Author: Yaoyang Zhang, Jianbo Chen, Yuting Ye
See complete report here
The goal of image-to-image translation is to learn a mapping between an input image and an output image. The problem can be further divided into several types. The first type has no training data and only one image is given for the algorithm. The objective is often defined clearly. For example, classical image denoising [4] is within this class. The second type contains training data with paired images. There are many works along this line [3, 8, 11, 10, 14]. The conditional GAN was used for this type of task by Isola et al. [10]. Isola et al. [10] also proposed a metric called FCN-score that measures the quality of image-to-image translation. The third type contains training data with unpaired images. In the latter two types, the objective itself is usually not defined clearly and needs to be learned. This leads to the difficulty of evaluating a concrete method on such tasks, together with the difficulty of evaluating the fundamental difficulty of such a task itself. In this report, we aim to tackle such problems for the third type of image-to-image translation.
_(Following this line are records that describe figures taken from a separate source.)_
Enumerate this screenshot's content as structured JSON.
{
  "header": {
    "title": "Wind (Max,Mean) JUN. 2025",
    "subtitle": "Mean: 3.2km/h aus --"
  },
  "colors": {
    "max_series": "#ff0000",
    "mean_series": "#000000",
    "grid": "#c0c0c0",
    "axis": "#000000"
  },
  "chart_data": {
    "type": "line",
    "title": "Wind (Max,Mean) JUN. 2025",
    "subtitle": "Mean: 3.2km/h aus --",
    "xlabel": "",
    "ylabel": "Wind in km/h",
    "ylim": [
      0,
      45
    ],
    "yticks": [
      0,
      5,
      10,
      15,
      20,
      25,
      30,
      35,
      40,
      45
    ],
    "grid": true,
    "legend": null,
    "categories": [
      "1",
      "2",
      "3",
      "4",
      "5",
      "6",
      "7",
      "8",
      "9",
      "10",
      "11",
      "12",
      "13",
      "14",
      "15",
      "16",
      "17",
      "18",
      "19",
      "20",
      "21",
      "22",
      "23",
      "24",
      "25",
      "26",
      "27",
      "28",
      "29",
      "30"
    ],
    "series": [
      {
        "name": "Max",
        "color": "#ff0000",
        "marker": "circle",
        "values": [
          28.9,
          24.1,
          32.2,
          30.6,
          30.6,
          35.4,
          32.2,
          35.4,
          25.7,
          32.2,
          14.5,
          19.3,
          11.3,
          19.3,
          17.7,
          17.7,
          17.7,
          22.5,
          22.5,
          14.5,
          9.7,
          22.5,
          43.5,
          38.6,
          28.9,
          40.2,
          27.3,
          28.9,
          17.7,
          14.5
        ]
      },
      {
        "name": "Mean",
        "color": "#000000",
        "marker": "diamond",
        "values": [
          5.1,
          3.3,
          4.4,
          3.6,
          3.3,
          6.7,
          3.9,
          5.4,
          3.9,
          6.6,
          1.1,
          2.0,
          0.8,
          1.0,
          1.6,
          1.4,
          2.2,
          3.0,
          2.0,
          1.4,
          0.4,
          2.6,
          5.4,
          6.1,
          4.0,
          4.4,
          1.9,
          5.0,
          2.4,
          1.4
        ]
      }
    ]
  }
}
We proposed two metrics to evaluate the performance of CycleGAN on object transfer and style transfer. We defined the goodness of object transfer as the KL divergence between the class distribution of the original image and the "swapped" class distribution of the generated image calculated from a state-of-the-art ImageNet (in this case, we used the Inception V3 net) classification results. We then defined the goodness of style transfer as chi-square distance of the low-level features extracted from the first several layers of a state-of-the-art ImageNet.
We trained our own CycleGAN model and compare the results with those from the original paper based on our metric. Our metric is consistent with human perceptions and can be used for evaluating the performance of an image translation models (e.g. CycleGAN) on unpaired datasets.